The assessment of patient compliance is very difficult. Many patients may not want to disappoint their physician and will not be completely accurate about their degree of compliance. Other patients are not able to accurately evaluate or do not know their degree of compliance. In one study, 10% of patients reported that they were 100% compliant with their medication use. Using pill count methods, however, the use of the prescribed medications ranged from 2% to 130% of the prescribed pills.
Several methods may help to improve patient understanding, memory, and ultimately compliance to medication or recommended diagnostic studies or treatment. One important strategy is to attempt to improve the likelihood of compliance at the very beginning. An explanation of the goals and rationale for therapy using language that the patient can understand also helps to set the stage. Educate the patient on the perceived benefits of diagnostic studies or therapy at the onset, especially if the patient is asymptomatic. Collaborating with the patient may improve adherence to the treatment plan, including frequency and duration of medication intake. Address potential financial limitations or other barriers to lifestyle modifications that may be required. In particular, addressing any misinformation regarding a medical condition or possible side effects at the onset of any treatment recommendations may help to improve compliance. Finally, explain the potential consequences of not following specific medical recommendations.
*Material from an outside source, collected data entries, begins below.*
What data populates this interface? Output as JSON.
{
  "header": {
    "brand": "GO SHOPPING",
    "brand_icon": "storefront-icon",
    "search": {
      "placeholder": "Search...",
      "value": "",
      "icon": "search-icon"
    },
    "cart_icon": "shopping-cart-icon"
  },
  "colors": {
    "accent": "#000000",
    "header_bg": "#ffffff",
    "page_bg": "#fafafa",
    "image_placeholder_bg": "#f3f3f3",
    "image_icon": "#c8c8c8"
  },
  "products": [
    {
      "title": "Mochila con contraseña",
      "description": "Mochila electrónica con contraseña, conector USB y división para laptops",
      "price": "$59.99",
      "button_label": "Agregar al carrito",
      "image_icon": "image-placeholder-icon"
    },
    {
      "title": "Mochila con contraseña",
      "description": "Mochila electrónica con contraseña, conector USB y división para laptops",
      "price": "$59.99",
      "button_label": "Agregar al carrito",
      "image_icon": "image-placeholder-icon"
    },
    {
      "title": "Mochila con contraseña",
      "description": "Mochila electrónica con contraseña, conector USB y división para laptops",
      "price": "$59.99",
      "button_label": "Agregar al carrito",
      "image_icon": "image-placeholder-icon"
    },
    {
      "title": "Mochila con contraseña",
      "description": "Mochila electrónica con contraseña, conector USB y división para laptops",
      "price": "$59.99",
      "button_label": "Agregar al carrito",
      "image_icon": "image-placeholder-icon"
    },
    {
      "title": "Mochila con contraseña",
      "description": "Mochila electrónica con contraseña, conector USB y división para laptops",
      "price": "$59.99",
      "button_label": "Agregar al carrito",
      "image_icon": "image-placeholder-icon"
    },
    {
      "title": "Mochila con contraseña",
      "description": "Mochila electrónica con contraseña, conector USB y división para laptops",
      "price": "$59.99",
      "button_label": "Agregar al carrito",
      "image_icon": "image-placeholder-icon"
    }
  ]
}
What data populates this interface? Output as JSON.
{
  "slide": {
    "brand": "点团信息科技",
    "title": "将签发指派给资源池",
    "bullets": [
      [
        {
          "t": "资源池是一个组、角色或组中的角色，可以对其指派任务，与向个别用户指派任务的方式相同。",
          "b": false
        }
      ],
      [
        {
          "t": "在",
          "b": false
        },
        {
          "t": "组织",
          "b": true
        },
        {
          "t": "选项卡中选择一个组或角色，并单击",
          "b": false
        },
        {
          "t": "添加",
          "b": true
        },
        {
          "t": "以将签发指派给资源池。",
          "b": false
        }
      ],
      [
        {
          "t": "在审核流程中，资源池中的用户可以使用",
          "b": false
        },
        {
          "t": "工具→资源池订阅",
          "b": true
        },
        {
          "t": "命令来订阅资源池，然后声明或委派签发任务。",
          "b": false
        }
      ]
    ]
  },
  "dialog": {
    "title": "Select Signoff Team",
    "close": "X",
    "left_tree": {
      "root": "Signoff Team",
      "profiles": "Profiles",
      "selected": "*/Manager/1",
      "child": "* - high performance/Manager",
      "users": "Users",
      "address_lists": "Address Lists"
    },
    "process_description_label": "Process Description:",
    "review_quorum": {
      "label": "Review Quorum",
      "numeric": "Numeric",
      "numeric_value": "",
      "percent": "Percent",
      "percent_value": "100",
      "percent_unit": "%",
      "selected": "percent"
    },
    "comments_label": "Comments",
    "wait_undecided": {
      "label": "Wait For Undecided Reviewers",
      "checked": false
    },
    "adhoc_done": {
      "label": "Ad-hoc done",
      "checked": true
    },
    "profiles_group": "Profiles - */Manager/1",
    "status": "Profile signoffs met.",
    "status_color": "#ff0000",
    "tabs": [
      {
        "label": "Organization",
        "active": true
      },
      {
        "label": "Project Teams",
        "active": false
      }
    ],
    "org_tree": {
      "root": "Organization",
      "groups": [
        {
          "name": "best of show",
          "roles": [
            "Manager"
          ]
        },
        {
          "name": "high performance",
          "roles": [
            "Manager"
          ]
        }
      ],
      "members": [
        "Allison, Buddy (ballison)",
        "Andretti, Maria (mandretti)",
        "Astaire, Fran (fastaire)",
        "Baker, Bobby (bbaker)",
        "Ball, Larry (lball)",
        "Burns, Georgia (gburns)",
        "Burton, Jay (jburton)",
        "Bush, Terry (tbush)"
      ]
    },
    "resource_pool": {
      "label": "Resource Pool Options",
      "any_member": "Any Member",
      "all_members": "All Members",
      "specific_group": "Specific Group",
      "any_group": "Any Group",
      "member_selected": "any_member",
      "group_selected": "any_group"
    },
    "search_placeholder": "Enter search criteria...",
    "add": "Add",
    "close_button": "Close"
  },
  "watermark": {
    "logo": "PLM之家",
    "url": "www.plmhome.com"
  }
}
Additional recommendations at the onset of the recommended treatment include:
Following the initial diagnostic or treatment recommendations, an organized plan for regular monitoring, continuing education, and patient feedback helps to bolster the likelihood of improved patient compliance.
In some specific situations (i.e., anticoagulation monitoring and treatment), the patient may benefit from a medication adherence contract. This should include an explanation of the use of this medication, potential side effects of altering dose or stopping the medication, potential for interactions with other medications, side effects which should be reported, and instructions on proper monitoring and potential for dosage adjustments. Clear explanation of expected follow-up and monitoring schedule as well as how questions can be answered should be included. A signed copy of this contract should be given to the patient and the patient’s family or friend, and placed in the medical record.
There may be some circumstances where, after an informed discussion, the patient elects to decline a particular treatment or test. Certainly it is well within the patient’s right to be aware of potential diagnostic or treatment options, but to decline to proceed. In this case, the consideration to include a signed written document indicating “informed refusal” might be included in the medical records. This document should include the indications for the procedure or the medication and overall treatment plan, the risk and benefits of a particular procedure or medication, potential alternative treatment options, the potential consequences for refusing such treatment, and if possible the reason that the patient declines treatment. Any such discussion should be well documented in the medical records and may include a note from a possible third-party witness.
At some point, a patient’s continued noncompliance may begin to affect the physician-patient relationship. The patient should be given clear expectations and conditions which need to be met in order to continue active treatment. In some circumstances, a decision to terminate the physician-patient relationship may become necessary.